CoreWeave outages compared to AWS

Diving deeper into

Samiur Rahman, CEO of Heyday, on building a production-grade AI stack

Interview
CoreWeave’s definitely had more outages than AWS.
Analyzed 6 sources

This is the core tradeoff that created the NeoCloud category, cheaper AI compute now in exchange for less battle tested uptime. Heyday was willing to run all ML compute on CoreWeave because it offered AWS like Kubernetes workflows, public endpoints, VPC support, and autoscaling at materially lower cost than AWS. But when inference failures hit, the product breaks in visible ways, which is why AWS still carries a reliability premium for production workloads.
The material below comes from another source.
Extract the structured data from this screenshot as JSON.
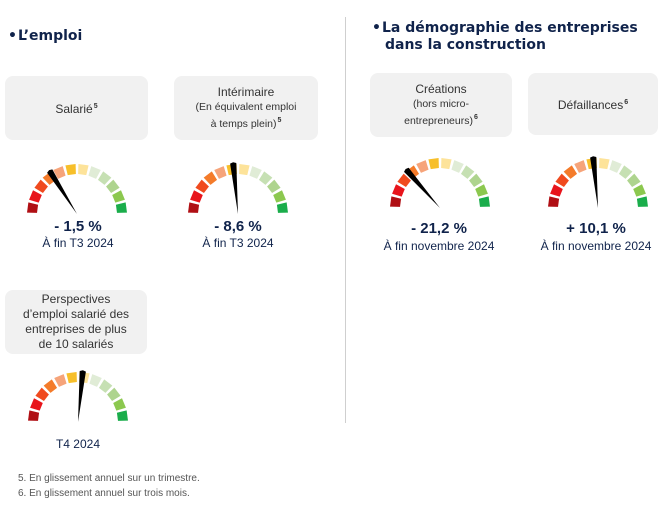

  • For Heyday, the difference was not raw model speed. H100s on CoreWeave and Lambda were comparable. The real difference was operational maturity. CoreWeave let the team move Docker and Kubernetes based workloads over from AWS with minimal code changes, while Lambda stayed mostly for cheaper experiments and training runs.
  • A second customer described the same market split more explicitly. NeoClouds like CoreWeave and Lambda were cheaper and more configurable for training, sometimes by roughly 2x per GPU hour, while AWS was used for inference because teams expected mature storage, programmable infrastructure, and higher uptime.
  • The strategic point for CoreWeave is that every outage matters more than it does for AWS. AWS has formal SLAs across core services like EC2 and S3, and customers already treat it as default infrastructure. CoreWeave is building toward that standard, but its wedge has been AI specific GPUs plus AWS like tooling, not AWS level trust yet.

Going forward, CoreWeave’s next leg of competition is less about getting access to GPUs and more about proving that AI native cloud can be as boring and dependable as traditional cloud. If it closes that trust gap while keeping a cost edge, it becomes much harder for startups to justify moving inference back to AWS.